Niet veel later vraagt Meulenhoff Ritter te bemiddelen tussen de uitgeverij en jonge auteurs. In november blijkt dat Ritter inderdaad zijn best heeft gedaan en dat hij wordt betaald voor het aanbrengen van auteurs.34 Die bemiddeling is lang niet altijd succesvol; verschillende manuscripten worden door Meulenhoff geweigerd.
Aan het einde van de jaren dertig en ook nog in 1941 wordt in de prospectussen van de uitgeverij regelmatig uit Ritters lezingen geciteerd. Opvallend daarbij is dat onder die citaten Ritters naam stond, terwijl bij citaten van andere critici in de meeste gevallen slechts de krant werd vermeld.35 Dat bevestigt Ritters autoriteit. Bovendien verdient het de aandacht dat in het prospectus ter gelegenheid van de vijfde druk van Lente van Undset, onder een citaat van de literaire medewerker van de kro, Piet Oomes, staat: ‘Piet Oomes voor de K.R.O.’, terwijl bij Ritter de omroep blijkbaar bekend werd verondersteld. In prospectussen van Hollandia werd onder een citaat van Ritter zijn naam genoemd, terwijl onder citaten uit lezingen gehou-
den voor de vara, kro of vpro alleen de omroep werd vermeld).

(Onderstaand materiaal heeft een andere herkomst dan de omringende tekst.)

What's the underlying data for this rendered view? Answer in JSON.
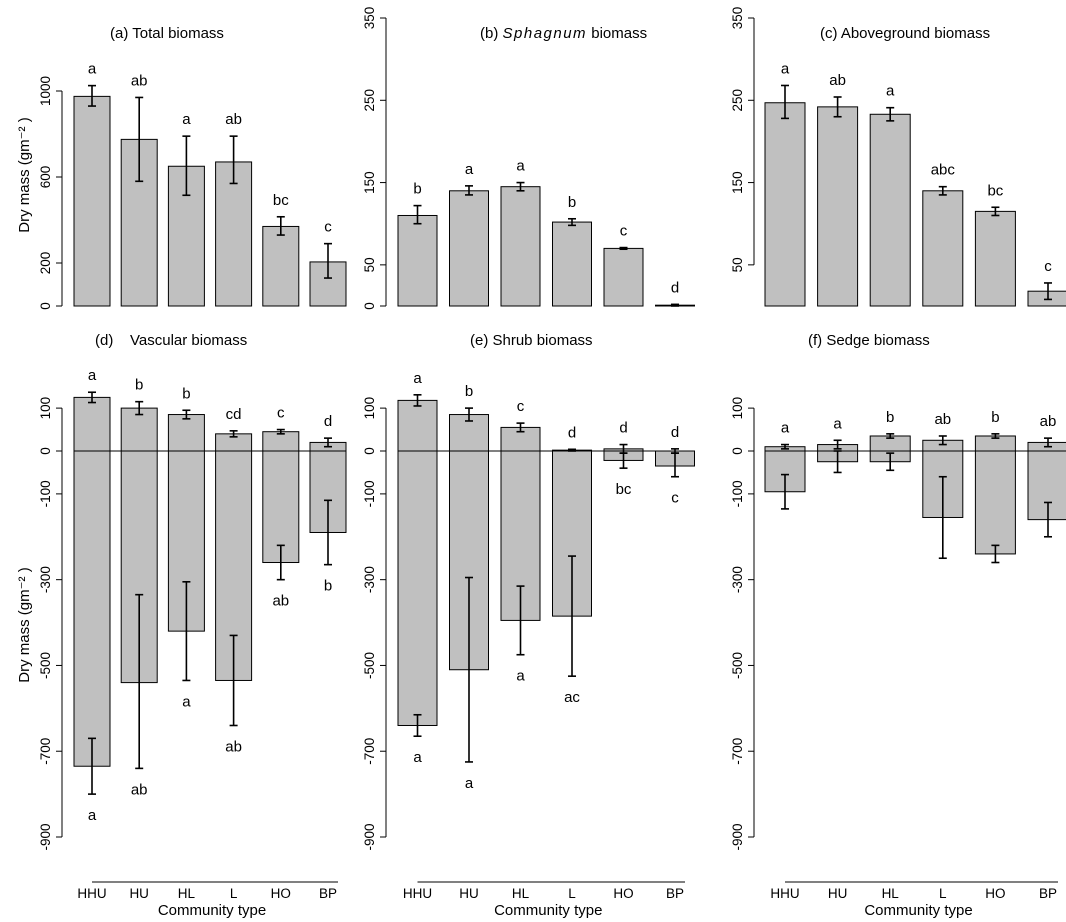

Na Meulenhoffs terugtreden als directeur op 1 januari en zijn overlijden op 19 augustus 1939, is de directie in handen van zijn zoon. Het contact tussen Ritter en hem verloopt veel stroever en na de oorlog bestaat er nauwelijks aanwijsbare samenwerking. John Meulenhoff vraagt hem na 1945 herhaaldelijk om besprekingen maar daar ging Ritter meestal niet op in. Het is niet duidelijk of een deel van Ritters brieven aan Meulenhoff van na de oorlog niet bewaard zijn gebleven of dat Ritter in veel gevallen gewoon niet reageerde. Als er al contact bestond, was dat puur zakelijk. Van samenwerking met Ritter zoals ten tijde van zijn vader was onder het bewind van John Meulenhoff geen sprake.
Em. Querido
De briefwisseling tussen Emanuel Querido (1871-1943) en Ritter is er aanvankelijk een tussen een uitgever en een auteur.36 Het was een relatie waar de eerste allerminst tevreden over was. In de eerste plaats omdat Ritters boeken niet verkochten: ‘Inderdaad […] gaan Uw bij ons uitgegeven boeken zeer slecht. Er wordt zoo goed als niets van besteld’ en: ‘Uw boeken zijn niet populair; daaraan is niets te veranderen.’37 En in de tweede plaats omdat hij beloofde kopij voortdurend te laat of niet inleverde.38 De correspondentie die werd gevoerd tussen 1923 en 1928 bestaat voornamelijk uit ontstemde brieven van Querido. Die wilde dan ook het voorschot (vijfhonderd gulden) terug dat Ritter ontvangen had voor het nooit verschenen Romeo en julia. Helaas ontbreken in deze beginperiode de brieven van Ritter, waardoor het eenzijdige beeld ontstaat van een boze Emanuel Querido, die blijkens een brief van 23 oktober 1928 geen enkele fiducie meer heeft in een verdere samenwerking met Ritter: ‘Het doet mij leed, dat U mij noodzaakt U voor den laatste keer ook nog te moeten schrijven.’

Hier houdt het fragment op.